July 11, 2024
Small Wonders
Although I woke up feeling groggy, I was in good spirits. The morning coffee was especially delicious, and I sipped it enthusiastically as my wife talked. She was in a great mood, despite it being week three of her rotation. We always said she would get this whole graduate program thing figured out by school’s end. This morning, she was going to one location to watch a presentation, and then going to work at a different place.
The weather was cloudy, and when I walked my wife out to her car, the temperature felt good outside. I was looking forward to getting out into the woods today. Before, however, I sat down at my desk and knocked out a writing session, accompanied by a second cup of coffee.
When I walked into the woods, the lack of humidity surprised me. The air had been so thick that this cool, cloudy morning felt out of place, as if summer had slipped back into late spring. I noted the lighting in the forest was not great, being a little too dark for taking pictures. The weather, however, was so nice that I grabbed a few low light lenses and enthusiastically ambled through the trails.
While moving through the forest, I saw something shoot through the woods. It was small and dark, but I didn’t see what it was. It was quiet this morning and there were no deer in sight, not even a squirrel. However, I encountered several piles of scat that looked to come from coyotes. Maybe they passed through the area in the night.
I opted to return home via a western trail, a pathway I rarely used. As I walked through the woods, I heard thunder rolling in the distance, adding to the ambience of being out in the wild. When I arrived at the small picnic table my wife set up for the animals, I noticed all the food was gone. I grabbed the SD card out of the trail camera that faced the area and placed it in my pocket. While I was there, I took a few pictures of some odd shaped leaves. Even though this morning’s walk was quiet, I was happy to experience and enjoy the cool morning.
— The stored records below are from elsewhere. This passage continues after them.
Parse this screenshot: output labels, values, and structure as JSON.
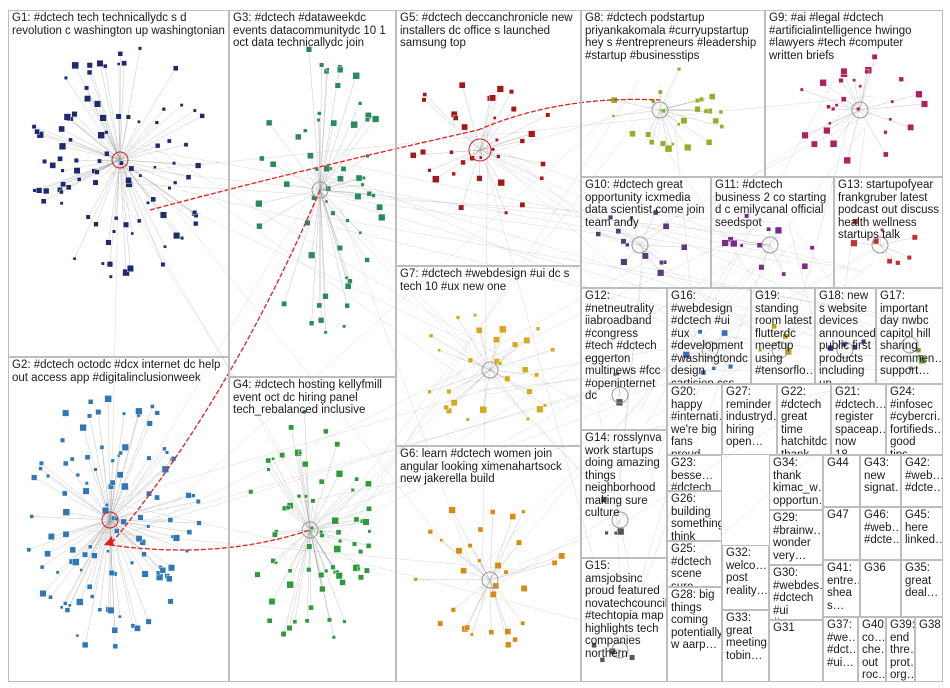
{
  "groups": [
    {
      "id": "G1",
      "label": "G1: #dctech tech technicallydc s d revolution c washington up washingtonian"
    },
    {
      "id": "G2",
      "label": "G2: #dctech octodc #dcx internet dc help out access app #digitalinclusionweek"
    },
    {
      "id": "G3",
      "label": "G3: #dctech #dataweekdc events datacommunitydc 10 1 oct data technicallydc join"
    },
    {
      "id": "G4",
      "label": "G4: #dctech hosting kellyfmill event oct dc hiring panel tech_rebalanced inclusive"
    },
    {
      "id": "G5",
      "label": "G5: #dctech deccanchronicle new installers dc office s launched samsung top"
    },
    {
      "id": "G6",
      "label": "G6: learn #dctech women join angular looking ximenahartsock new jakerella build"
    },
    {
      "id": "G7",
      "label": "G7: #dctech #webdesign #ui dc s tech 10 #ux new one"
    },
    {
      "id": "G8",
      "label": "G8: #dctech podstartup priyankakomala #curryupstartup hey s #entrepreneurs #leadership #startup #businesstips"
    },
    {
      "id": "G9",
      "label": "G9: #ai #legal #dctech #artificialintelligence hwingo #lawyers #tech #computer written briefs"
    },
    {
      "id": "G10",
      "label": "G10: #dctech great opportunity icxmedia data scientist come join team andy"
    },
    {
      "id": "G11",
      "label": "G11: #dctech business 2 co starting d c emilycanal official seedspot"
    },
    {
      "id": "G12",
      "label": "G12: #netneutrality iiabroadband #congress #tech #dctech eggerton multinews #fcc #openinternet dc"
    },
    {
      "id": "G13",
      "label": "G13: startupofyear frankgruber latest podcast out discuss health wellness startups talk"
    },
    {
      "id": "G14",
      "label": "G14: rosslynva work startups doing amazing things neighborhood making sure culture"
    },
    {
      "id": "G15",
      "label": "G15: amsjobsinc proud featured novatechcouncil #techtopia map highlights tech companies northern"
    },
    {
      "id": "G16",
      "label": "G16: #webdesign #dctech #ui #ux #development #washingtondc design cartisien css vs"
    },
    {
      "id": "G17",
      "label": "G17: important day nwbc capitol hill sharing recommen… support…"
    },
    {
      "id": "G18",
      "label": "G18: new s website devices announced public first products including up"
    },
    {
      "id": "G19",
      "label": "G19: standing room latest flutterdc meetup using #tensorflo…"
    },
    {
      "id": "G20",
      "label": "G20: happy #internati… we're big fans proud sponsors…"
    },
    {
      "id": "G21",
      "label": "G21: #dctech… register spaceap… now 18…"
    },
    {
      "id": "G22",
      "label": "G22: #dctech great time hatchitdc thank…"
    },
    {
      "id": "G23",
      "label": "G23: besse… #dctech"
    },
    {
      "id": "G24",
      "label": "G24: #infosec #cybercri… fortifieds… good tips…"
    },
    {
      "id": "G25",
      "label": "G25: #dctech scene sure knows…"
    },
    {
      "id": "G26",
      "label": "G26: building something think going really…"
    },
    {
      "id": "G27",
      "label": "G27: reminder industryd… hiring open…"
    },
    {
      "id": "G28",
      "label": "G28: big things coming potentially w aarp…"
    },
    {
      "id": "G29",
      "label": "G29: #brainw… wonder very…"
    },
    {
      "id": "G30",
      "label": "G30: #webdes… #dctech #ui #ux…"
    },
    {
      "id": "G31",
      "label": "G31"
    },
    {
      "id": "G32",
      "label": "G32: welco… post reality…"
    },
    {
      "id": "G33",
      "label": "G33: great meeting tobin…"
    },
    {
      "id": "G34",
      "label": "G34: thank kimac_w… opportun…"
    },
    {
      "id": "G35",
      "label": "G35: great deal…"
    },
    {
      "id": "G36",
      "label": "G36"
    },
    {
      "id": "G37",
      "label": "G37: #we… #dct… #ui…"
    },
    {
      "id": "G38",
      "label": "G38"
    },
    {
      "id": "G39",
      "label": "G39: end thre… prot… org…"
    },
    {
      "id": "G40",
      "label": "G40: co… che… out roc…"
    },
    {
      "id": "G41",
      "label": "G41: entre… shea s…"
    },
    {
      "id": "G42",
      "label": "G42: #web… #dcte…"
    },
    {
      "id": "G43",
      "label": "G43: new signat…"
    },
    {
      "id": "G44",
      "label": "G44"
    },
    {
      "id": "G45",
      "label": "G45: here linked…"
    },
    {
      "id": "G46",
      "label": "G46: #web… #dcte…"
    },
    {
      "id": "G47",
      "label": "G47"
    }
  ],
  "colors": {
    "G1": "#1f2a6b",
    "G2": "#2f78b5",
    "G3": "#2c8a5a",
    "G4": "#2e9a3a",
    "G5": "#a31818",
    "G6": "#d98a10",
    "G7": "#d9a81a",
    "G8": "#8fb02a",
    "G9": "#b0205a",
    "G10": "#5a3b7a",
    "G11": "#7a2a8a",
    "G13": "#c03030",
    "G16": "#3a6fb0",
    "G17": "#6a9a3a",
    "G18": "#3a3a9a",
    "G19": "#c0a020",
    "edge": "#9a9a9a",
    "bridge": "#e02020"
  }
}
When I arrived home, I took a shower, got dressed, and got busy working. I had a heavy meeting schedule today and ended up missing my lunch break. After my last string of meetings, which went for three hours straight, I was ready to eat something. While rummaging through the refrigerator for food, my wife called to tell me she was on her way home. She was going to stop by the Piggly Wiggly and wanted to know if I needed anything.
With two hours of work left, my wife arrived with food and snacks in hand. This evening, she was cooking chicken in the air fryer and serving it with pasta and a salad. It was hard to focus during my last hour of work because the house smelled so good. I looked forward to eating dinner. When I closed my work computer, I realized that tomorrow was already Friday. Where did the week go?
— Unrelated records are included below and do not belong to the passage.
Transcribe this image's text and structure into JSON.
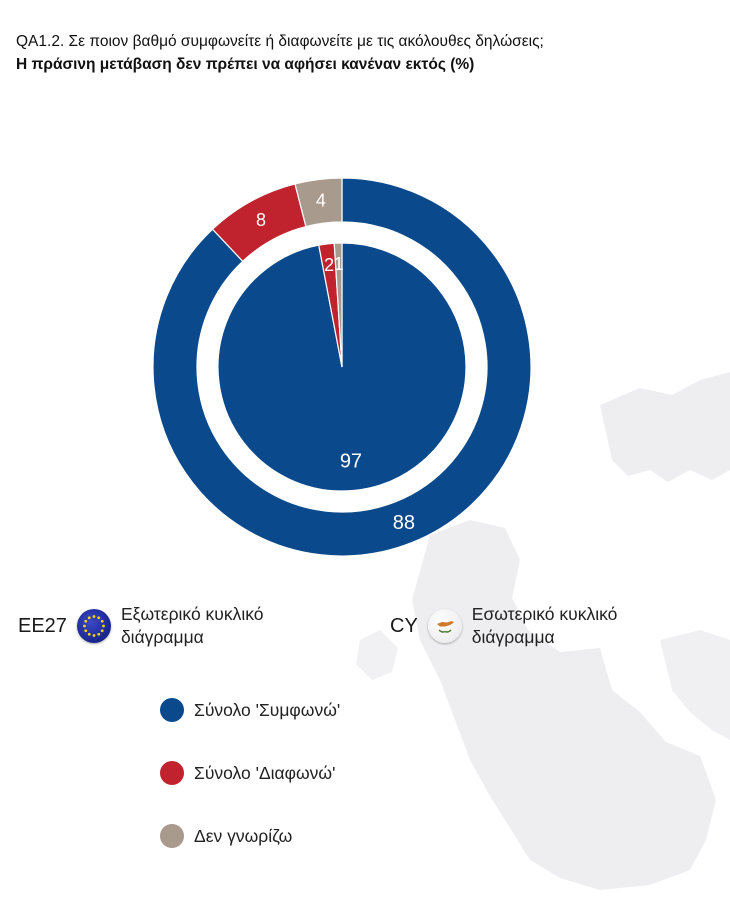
{
  "title": {
    "line1": "QA1.2. Σε ποιον βαθμό συμφωνείτε ή διαφωνείτε με τις ακόλουθες δηλώσεις;",
    "line2": "Η πράσινη μετάβαση δεν πρέπει να αφήσει κανέναν εκτός (%)"
  },
  "regions": {
    "outer": {
      "code": "EE27",
      "text": "Εξωτερικό κυκλικό διάγραμμα",
      "icon": "eu-flag-icon"
    },
    "inner": {
      "code": "CY",
      "text": "Εσωτερικό κυκλικό διάγραμμα",
      "icon": "cyprus-flag-icon"
    }
  },
  "colors": {
    "agree": "#0a4a8c",
    "disagree": "#c0232e",
    "dont_know": "#a89a8c",
    "map": "#eeeef0"
  },
  "legend": [
    {
      "label": "Σύνολο 'Συμφωνώ'",
      "color": "#0a4a8c"
    },
    {
      "label": "Σύνολο 'Διαφωνώ'",
      "color": "#c0232e"
    },
    {
      "label": "Δεν γνωρίζω",
      "color": "#a89a8c"
    }
  ],
  "chart_data": {
    "type": "pie",
    "categories": [
      "Σύνολο 'Συμφωνώ'",
      "Σύνολο 'Διαφωνώ'",
      "Δεν γνωρίζω"
    ],
    "series": [
      {
        "name": "EE27",
        "ring": "outer",
        "values": [
          88,
          8,
          4
        ]
      },
      {
        "name": "CY",
        "ring": "inner",
        "values": [
          97,
          2,
          1
        ]
      }
    ],
    "start": "12 o'clock, clockwise"
  }
}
While relaxing outside before dinner, my wife and I heard a strange sound coming out of the forest. It sounded like a cow mooing, or moaning rather, but there were no cows within earshot of our property. We wondered if a doe was giving birth in the woods. Curious, we slipped on our boots and took a short, impromptu walk into the forest.
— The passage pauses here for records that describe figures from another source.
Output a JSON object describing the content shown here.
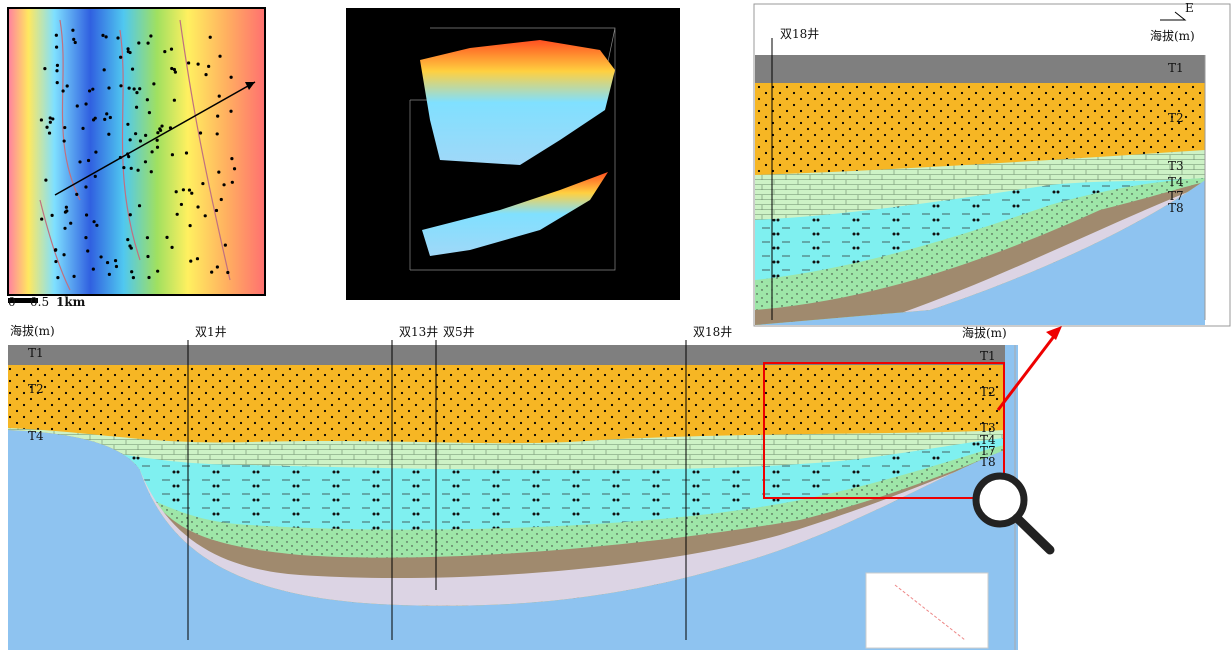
{
  "map": {
    "scale_labels": [
      "0",
      "0.5",
      "1km"
    ]
  },
  "section": {
    "elevation_left": "海拔(m)",
    "elevation_right": "海拔(m)",
    "wells": [
      "双1井",
      "双13井",
      "双5井",
      "双18井"
    ],
    "layers_left": [
      "T1",
      "T2",
      "T4"
    ],
    "layers_right": [
      "T1",
      "T2",
      "T3",
      "T4",
      "T7",
      "T8"
    ]
  },
  "inset": {
    "well": "双18井",
    "elevation_label": "海拔(m)",
    "direction": "E",
    "layers": [
      "T1",
      "T2",
      "T3",
      "T4",
      "T7",
      "T8"
    ]
  }
}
While we didn’t find a deer in labor, we found many interesting things in the forest. Tiny things. Near the creek, there were two minuscule moths attached to each other, fluttering while mating on the ground. Their wings and bodies were a brownish-gray while white spots that looked like gigantic eyes covered their wings.
On the eastern trail, we came across a tiny frog, about an inch long. It was light tan with brown speckles that were outlined in black. The frog looked at me with its dark eyes and golden eyelids while I snapped a photograph. After, it burrowed beneath the plants that grew at the base of a small elm.
Near a rock that my wife recently named Eagle Feather Rock, because of feathers she once found in the area, we stopped to see micro mushrooms my wife spotted on a rotten stump. The mushroom caps were about the size of the small copper coated BBs I used to shoot out of my BB gun as a child.
While studying the mushrooms, we noticed that one of the large leaves growing in the vegetation around the stump was actually a large moth, perfectly camouflaged. Even though it perched on the plant in plain sight, it took us a while before we realized it wasn’t a leaf.
The moth hung vertically, with its light green wings hanging down, looking like two leaves. The top edges of the wings were dark brown with small strands that curled, looking like the decaying edge of a dying leaf. Its underbelly was a soft white color.
Finding all the small creatures that lived in the forest was a reminder that the forest was full of life. It also reminded me we could discover wonder any time we stopped and paid attention. Whether I encountered a large buck or tiny moth, or rested under the shade of a towering tree or stood above the tiniest of mushrooms, all these things were forms of life in the wild. They were all organisms born of nature, just like me.
As we made our way back toward the house, it began raining. The smell of petrichor was intense. My wife and I inhaled the earthy aroma as we walked, commenting on how good it smelled. I dubbed the scent as nature’s corn chip feet. My wife laughed, which always made me smile.
Later in the evening, as she watched the rain from the window, my wife spotted something in the pasture. She called me over to see. It was our little blue fox friend showing its face for the third time this week.
At night, as I stretched out in bed underneath the blankets, I imagined people were all tiny mushrooms living on this gigantic planet. We were all minuscule yet wondrous objects floating around in the universe's void.